One of those hearings was held at the federal courthouse in downtown Tampa in December 1950. Among the committee’s conclusions in a report released in May 1951, was that there were two major crime syndicates in the country, and one was headed by Lansky, Frank Costello and Joe Adonis.
“My grandfather never sat down and discussed organized crime with me one day of my life,” Rapoport said.
And the dutiful grandson had enough respect and smarts not to ask Lansky about his business. Still, he heard the stories from his mother and Lansky’s friends — “a bunch of old retired guys playing pinochle in Miami Beach.”
One thing they did discuss was education and Rapoport’s future. Though Lansky was renowned as a math whiz — legend has it he could mentally recalculate players’ batting averages after every at-bat — he finished only sixth grade. Lombardo claimed her father read the encyclopedia, cover to cover.
“Everything with him was education: ‘What are you reading?’” Rapoport recalled. “He was very big on history, big on reading about famous people in history.”
In a January 1971 letter, Lansky told his grandson he wanted Rapaport and his mother to visit him in Israel, where Lansky was living to avoid testifying in a tax evasion case.
“But I don’t want you to pick a time when you will lose school days. That would be wrong,” Lansky wrote. “School is too important at your age. Now, I don’t know how fully convinced you are of the importance of learning, but in due time you will realize the importance of school.”
During high school, Rapoport worked summers at stables in Pennsylvania and New York where his father, Marvin Rapoport, kept his show horses. Thanks to his father, the teenager got to ride $50,000 horses and meet lots of rich girls. But Rapoport and his father had a falling out, and he wasn’t allowed to ride anymore.
Exhibiting the stubborn streak he said he got from both sides of his family, Rapoport got a job as a photographer, covering the same horse shows where he used to ride.
Rappaport followed his grandfather’s advice. After attending community college in Dade County, he enrolled at the University of South Florida and got a degree in mass communications. He worked his way through his first year of college repairing pinball machines, a trade he learned from his stepfather.
Rapoport liked Tampa and decided to stay. During the late 1970s and early 1980s, he rose from bartender to general manager at the popular Tampa night spot, Mark Twain’s, at Hillsborough Avenue and Dale Mabry Highway. Today, he works as a loan officer in a local bank.

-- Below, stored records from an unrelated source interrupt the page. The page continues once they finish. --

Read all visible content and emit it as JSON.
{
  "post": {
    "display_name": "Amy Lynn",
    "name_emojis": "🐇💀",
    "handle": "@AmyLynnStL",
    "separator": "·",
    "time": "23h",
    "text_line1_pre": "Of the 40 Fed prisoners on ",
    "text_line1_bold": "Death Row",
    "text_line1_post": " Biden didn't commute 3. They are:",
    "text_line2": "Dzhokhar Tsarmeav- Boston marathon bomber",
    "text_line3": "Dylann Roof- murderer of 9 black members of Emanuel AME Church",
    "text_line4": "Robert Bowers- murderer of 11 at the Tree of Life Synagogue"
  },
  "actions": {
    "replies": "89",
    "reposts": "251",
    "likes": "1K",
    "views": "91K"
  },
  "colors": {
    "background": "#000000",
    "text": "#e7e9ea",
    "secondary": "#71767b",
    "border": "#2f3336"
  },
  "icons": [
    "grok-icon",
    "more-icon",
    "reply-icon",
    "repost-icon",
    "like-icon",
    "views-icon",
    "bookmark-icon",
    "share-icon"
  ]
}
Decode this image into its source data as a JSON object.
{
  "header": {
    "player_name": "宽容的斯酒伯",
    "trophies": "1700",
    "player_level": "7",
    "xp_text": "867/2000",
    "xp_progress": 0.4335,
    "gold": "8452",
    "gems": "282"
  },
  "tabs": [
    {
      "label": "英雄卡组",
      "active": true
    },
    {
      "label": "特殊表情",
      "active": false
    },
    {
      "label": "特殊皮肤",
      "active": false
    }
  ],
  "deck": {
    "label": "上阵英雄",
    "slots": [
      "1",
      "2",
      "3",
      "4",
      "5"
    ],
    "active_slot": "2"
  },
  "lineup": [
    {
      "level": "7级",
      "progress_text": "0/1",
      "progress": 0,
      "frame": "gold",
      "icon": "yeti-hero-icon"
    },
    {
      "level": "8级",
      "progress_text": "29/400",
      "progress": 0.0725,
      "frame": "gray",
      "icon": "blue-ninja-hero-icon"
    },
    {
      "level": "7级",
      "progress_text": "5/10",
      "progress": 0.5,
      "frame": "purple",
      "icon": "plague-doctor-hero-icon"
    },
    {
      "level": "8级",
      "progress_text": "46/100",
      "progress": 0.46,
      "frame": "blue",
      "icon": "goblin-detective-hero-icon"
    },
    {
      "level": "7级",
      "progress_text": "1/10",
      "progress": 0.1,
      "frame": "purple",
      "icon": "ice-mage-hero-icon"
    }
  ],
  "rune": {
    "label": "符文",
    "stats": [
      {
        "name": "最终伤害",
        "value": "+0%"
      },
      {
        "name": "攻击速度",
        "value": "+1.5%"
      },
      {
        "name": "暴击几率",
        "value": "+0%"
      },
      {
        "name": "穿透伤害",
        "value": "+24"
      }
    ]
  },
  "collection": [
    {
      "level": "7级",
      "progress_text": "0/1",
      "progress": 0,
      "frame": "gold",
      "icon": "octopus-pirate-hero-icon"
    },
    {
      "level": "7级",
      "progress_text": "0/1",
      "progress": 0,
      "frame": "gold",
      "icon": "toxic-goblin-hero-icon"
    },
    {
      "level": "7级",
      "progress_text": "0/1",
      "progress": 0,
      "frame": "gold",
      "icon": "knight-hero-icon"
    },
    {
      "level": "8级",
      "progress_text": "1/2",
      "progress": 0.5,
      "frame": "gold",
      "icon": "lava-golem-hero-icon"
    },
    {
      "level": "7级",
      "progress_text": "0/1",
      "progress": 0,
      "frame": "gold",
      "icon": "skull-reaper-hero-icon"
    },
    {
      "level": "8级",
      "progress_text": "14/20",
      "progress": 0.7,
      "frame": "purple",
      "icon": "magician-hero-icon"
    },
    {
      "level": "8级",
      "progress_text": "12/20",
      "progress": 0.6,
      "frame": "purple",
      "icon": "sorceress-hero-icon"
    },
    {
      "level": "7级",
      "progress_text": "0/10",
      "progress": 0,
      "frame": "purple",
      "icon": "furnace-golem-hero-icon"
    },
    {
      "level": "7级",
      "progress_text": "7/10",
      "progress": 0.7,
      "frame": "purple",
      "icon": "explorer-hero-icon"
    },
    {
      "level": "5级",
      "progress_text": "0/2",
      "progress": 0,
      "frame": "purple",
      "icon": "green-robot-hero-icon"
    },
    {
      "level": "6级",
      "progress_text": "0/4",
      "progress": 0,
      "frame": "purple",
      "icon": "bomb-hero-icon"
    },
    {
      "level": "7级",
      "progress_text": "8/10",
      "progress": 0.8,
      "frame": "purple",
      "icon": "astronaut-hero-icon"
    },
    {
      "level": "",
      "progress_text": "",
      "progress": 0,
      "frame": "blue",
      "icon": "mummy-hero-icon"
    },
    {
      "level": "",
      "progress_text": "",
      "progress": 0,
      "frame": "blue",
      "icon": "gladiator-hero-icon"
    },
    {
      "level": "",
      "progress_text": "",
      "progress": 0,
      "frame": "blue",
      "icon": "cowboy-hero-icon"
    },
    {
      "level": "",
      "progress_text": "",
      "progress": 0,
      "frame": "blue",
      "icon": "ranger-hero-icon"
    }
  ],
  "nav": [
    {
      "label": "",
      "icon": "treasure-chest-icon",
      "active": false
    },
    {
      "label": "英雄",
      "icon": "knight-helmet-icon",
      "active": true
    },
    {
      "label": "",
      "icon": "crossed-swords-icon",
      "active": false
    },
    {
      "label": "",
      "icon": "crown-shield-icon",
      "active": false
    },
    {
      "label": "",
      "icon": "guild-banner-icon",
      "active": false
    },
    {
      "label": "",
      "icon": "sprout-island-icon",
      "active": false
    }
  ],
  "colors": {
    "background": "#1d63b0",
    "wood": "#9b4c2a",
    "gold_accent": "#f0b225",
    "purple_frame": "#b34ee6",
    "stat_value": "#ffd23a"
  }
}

Meyer Lansky, a lifelong smoker, died at age 80 in 1983 after a long battle with cancer. Rapoport found out his grandfather had died at 2 a.m. that morning. Unable to find any commercial flights that time of the morning, Rapoport chartered a plane, landing in Miami at 5 a.m.

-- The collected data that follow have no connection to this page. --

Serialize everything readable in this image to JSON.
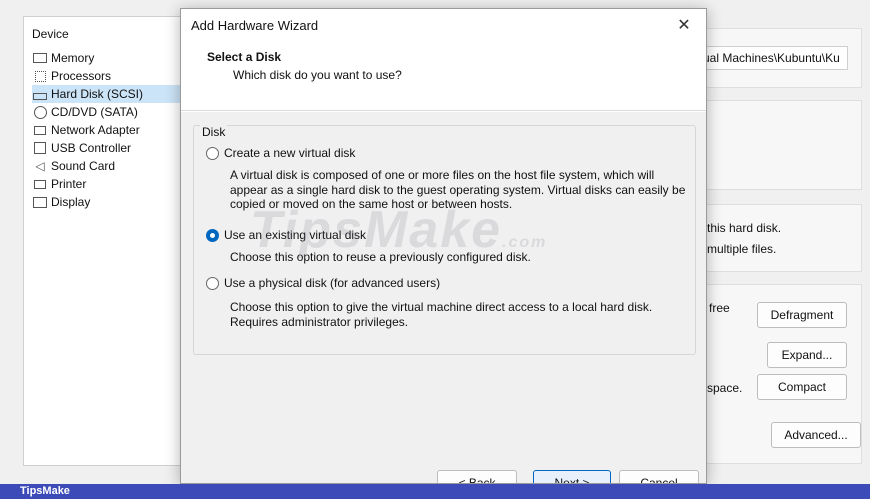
{
  "settings": {
    "device_header": "Device",
    "devices": [
      {
        "label": "Memory",
        "icon": "memory-icon"
      },
      {
        "label": "Processors",
        "icon": "processor-icon"
      },
      {
        "label": "Hard Disk (SCSI)",
        "icon": "hard-disk-icon",
        "selected": true
      },
      {
        "label": "CD/DVD (SATA)",
        "icon": "cd-dvd-icon"
      },
      {
        "label": "Network Adapter",
        "icon": "network-adapter-icon"
      },
      {
        "label": "USB Controller",
        "icon": "usb-icon"
      },
      {
        "label": "Sound Card",
        "icon": "speaker-icon"
      },
      {
        "label": "Printer",
        "icon": "printer-icon"
      },
      {
        "label": "Display",
        "icon": "display-icon"
      }
    ],
    "disk_file_path": "ual Machines\\Kubuntu\\Ku",
    "info_line1": "this hard disk.",
    "info_line2": "multiple files.",
    "free_text": "free",
    "space_text": "space.",
    "defragment_label": "Defragment",
    "expand_label": "Expand...",
    "compact_label": "Compact",
    "advanced_label": "Advanced..."
  },
  "dialog": {
    "title": "Add Hardware Wizard",
    "close_glyph": "✕",
    "header_title": "Select a Disk",
    "header_subtitle": "Which disk do you want to use?",
    "group_label": "Disk",
    "options": [
      {
        "label": "Create a new virtual disk",
        "checked": false,
        "description": "A virtual disk is composed of one or more files on the host file system, which will appear as a single hard disk to the guest operating system. Virtual disks can easily be copied or moved on the same host or between hosts."
      },
      {
        "label": "Use an existing virtual disk",
        "checked": true,
        "description": "Choose this option to reuse a previously configured disk."
      },
      {
        "label": "Use a physical disk (for advanced users)",
        "checked": false,
        "description": "Choose this option to give the virtual machine direct access to a local hard disk. Requires administrator privileges."
      }
    ],
    "back_label": "< Back",
    "next_label": "Next >",
    "cancel_label": "Cancel"
  },
  "watermark": {
    "main": "TipsMake",
    "suffix": ".com"
  },
  "footer": {
    "brand": "TipsMake"
  },
  "colors": {
    "accent": "#0067c0",
    "footer_bar": "#3d4bb8",
    "selection": "#cce4f7"
  }
}
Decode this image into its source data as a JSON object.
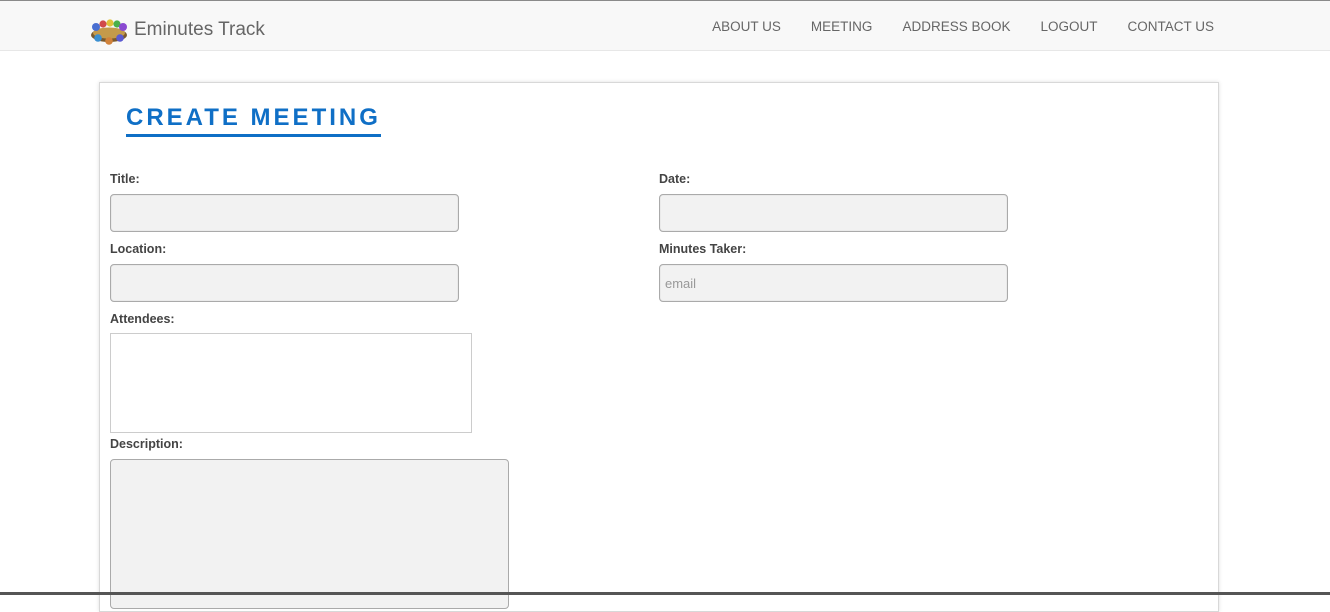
{
  "navbar": {
    "brand": "Eminutes Track",
    "links": [
      "ABOUT US",
      "MEETING",
      "ADDRESS BOOK",
      "LOGOUT",
      "CONTACT US"
    ]
  },
  "form": {
    "heading": "CREATE MEETING",
    "title_label": "Title:",
    "title_value": "",
    "date_label": "Date:",
    "date_value": "",
    "location_label": "Location:",
    "location_value": "",
    "minutes_taker_label": "Minutes Taker:",
    "minutes_taker_placeholder": "email",
    "attendees_label": "Attendees:",
    "description_label": "Description:"
  },
  "colors": {
    "accent": "#0f6fc6",
    "navbar_bg": "#f8f8f8",
    "input_bg": "#f2f2f2"
  }
}
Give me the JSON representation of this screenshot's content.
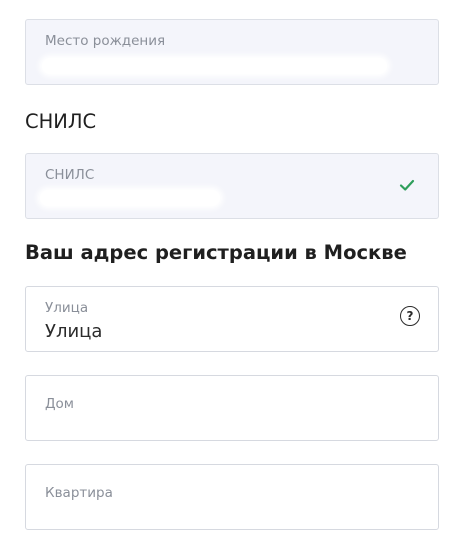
{
  "birthplace": {
    "label": "Место рождения"
  },
  "snils_section": {
    "title": "СНИЛС"
  },
  "snils_field": {
    "label": "СНИЛС",
    "status_icon": "check-icon",
    "status_color": "#2e9e5b"
  },
  "address_section": {
    "title": "Ваш адрес регистрации в Москве"
  },
  "street": {
    "label": "Улица",
    "value": "Улица",
    "help_icon": "question-icon",
    "help_glyph": "?"
  },
  "house": {
    "label": "Дом"
  },
  "apartment": {
    "label": "Квартира"
  }
}
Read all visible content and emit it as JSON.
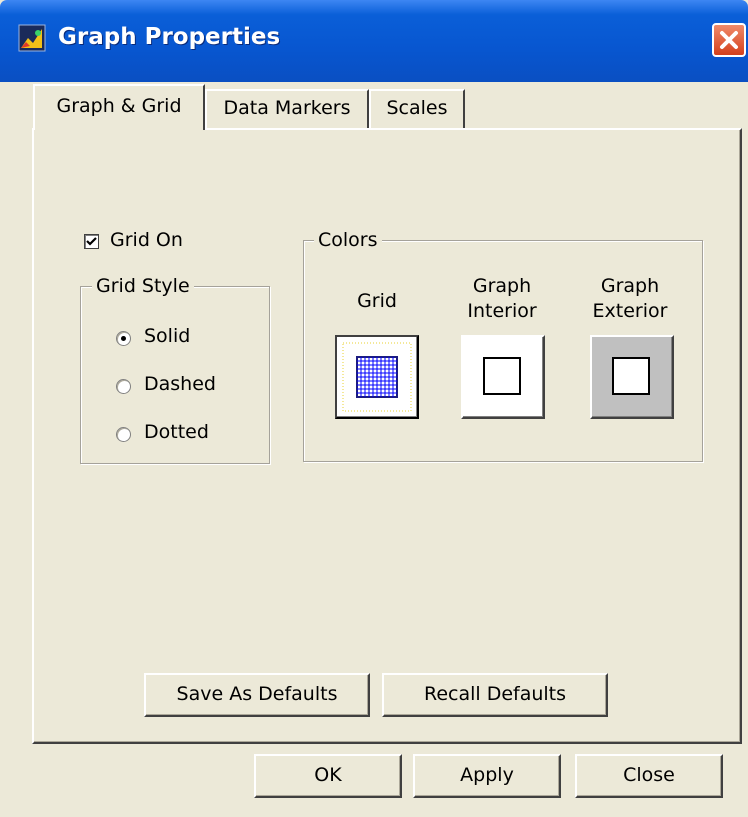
{
  "window": {
    "title": "Graph Properties",
    "icon": "graph-app-icon",
    "close_icon": "close-icon"
  },
  "tabs": [
    {
      "label": "Graph & Grid",
      "active": true
    },
    {
      "label": "Data Markers",
      "active": false
    },
    {
      "label": "Scales",
      "active": false
    }
  ],
  "grid": {
    "grid_on_label": "Grid On",
    "grid_on_checked": true,
    "style_group_label": "Grid Style",
    "styles": [
      {
        "label": "Solid",
        "selected": true
      },
      {
        "label": "Dashed",
        "selected": false
      },
      {
        "label": "Dotted",
        "selected": false
      }
    ]
  },
  "colors": {
    "group_label": "Colors",
    "grid_label": "Grid",
    "graph_interior_label_line1": "Graph",
    "graph_interior_label_line2": "Interior",
    "graph_exterior_label_line1": "Graph",
    "graph_exterior_label_line2": "Exterior",
    "grid_color": "#0000ff",
    "interior_color": "#ffffff",
    "exterior_color": "#c0c0c0"
  },
  "defaults": {
    "save_label": "Save As Defaults",
    "recall_label": "Recall Defaults"
  },
  "footer": {
    "ok_label": "OK",
    "apply_label": "Apply",
    "close_label": "Close"
  }
}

Though Lansky was rumored to have tens of millions of dollars stashed in bank accounts around the world, his heirs got much less. Rapoport and his mother blame duplicitous lawyers and accountants.

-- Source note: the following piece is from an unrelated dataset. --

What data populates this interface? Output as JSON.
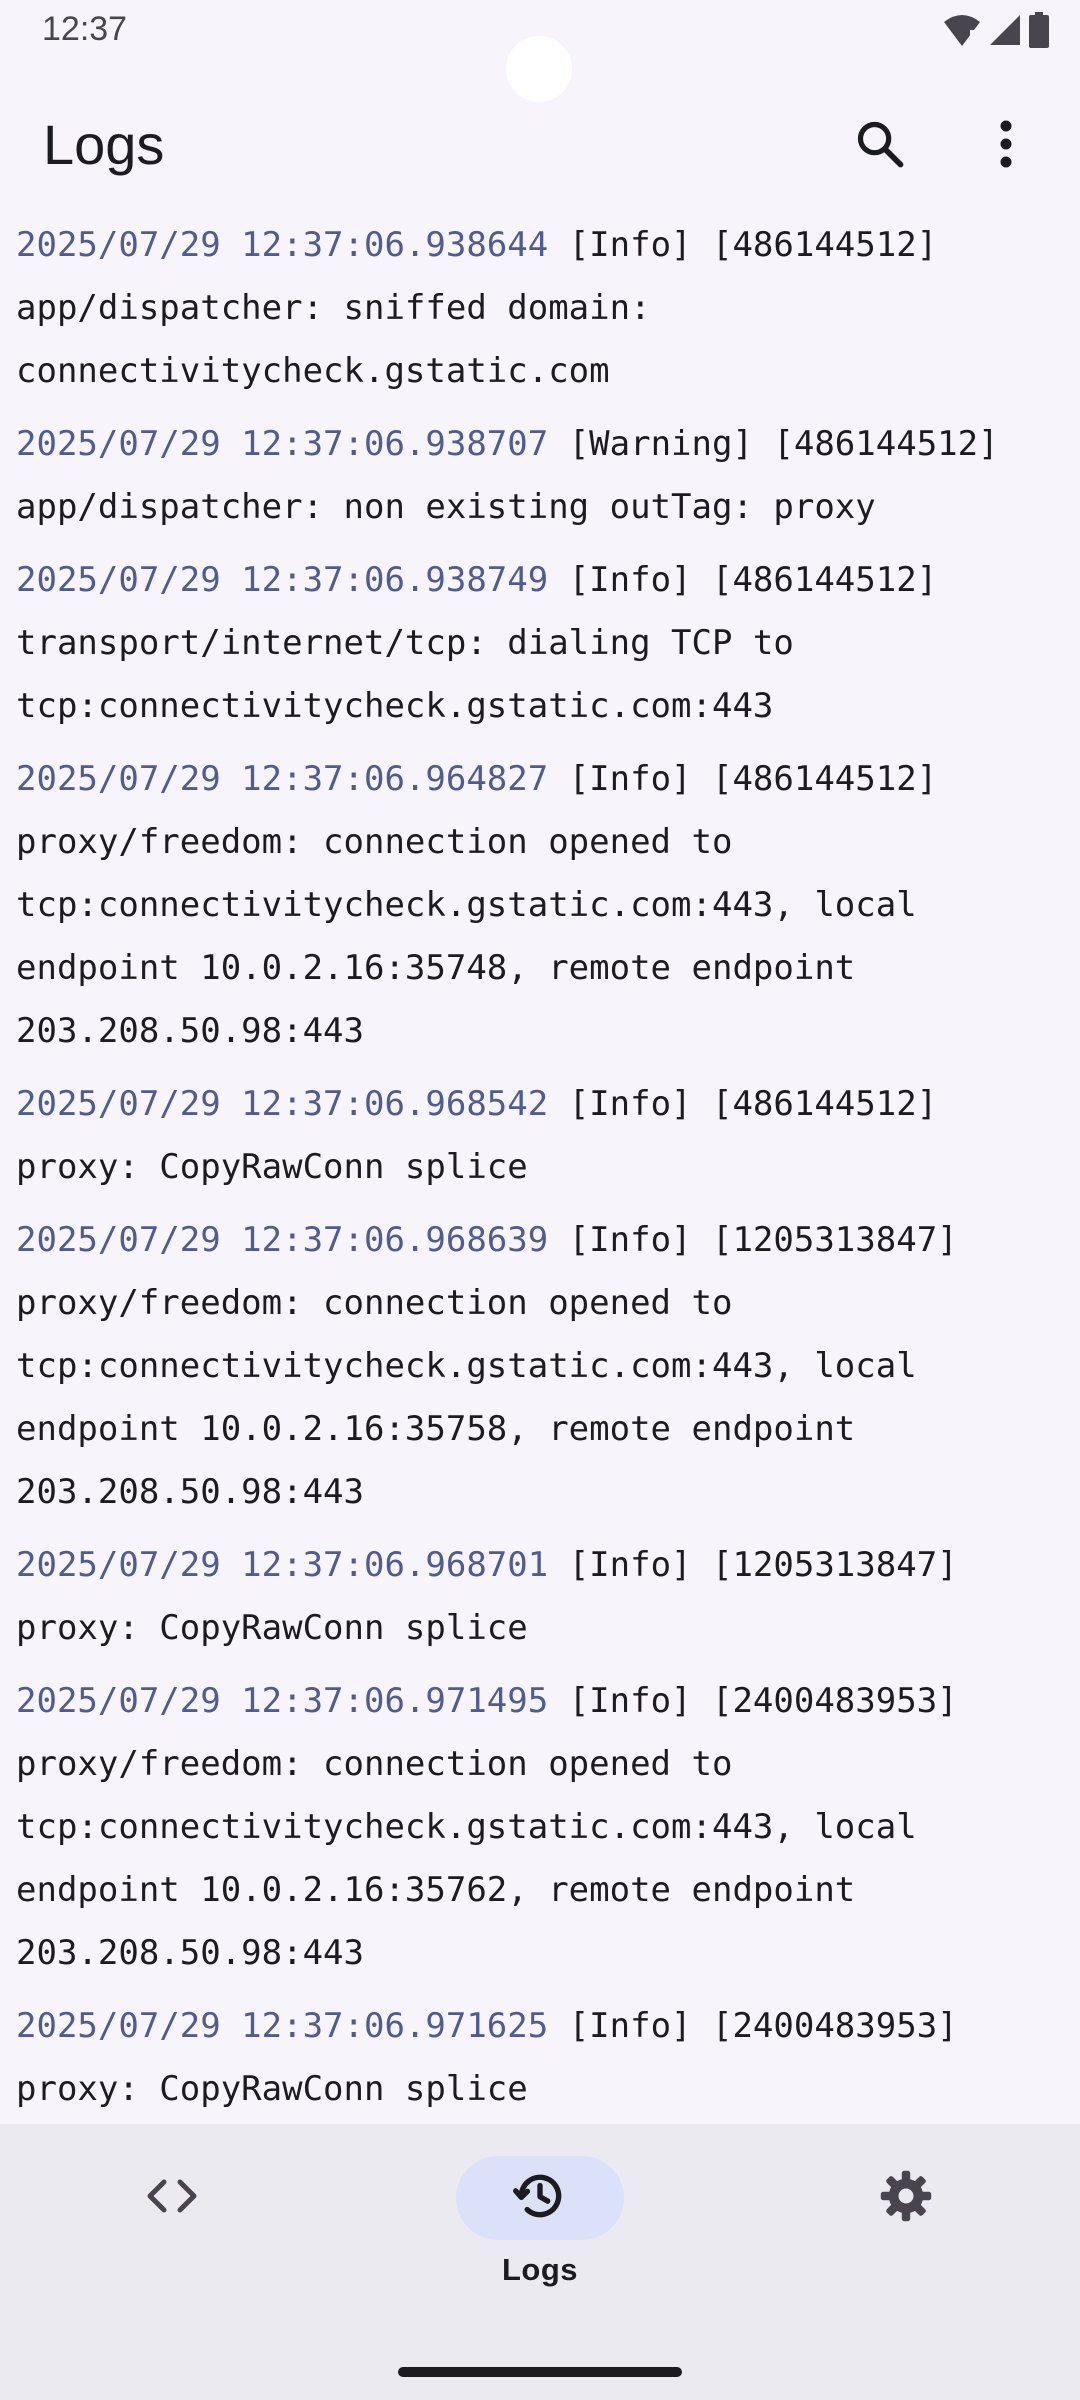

Sandi Lombardo still visits her father’s grave every year on the anniversary of his death, Rapoport said. Anne Lansky, Sandi’s mother, and Sandi’s brother Buddy, are also buried there.
In a September 1971 letter to Rapoport, Lansky laid out the maxims he hoped would guide his grandson in life:
“When you lose your money, you lose nothing; when you lose your health, you lose something; when you lose your character, you lose everything.”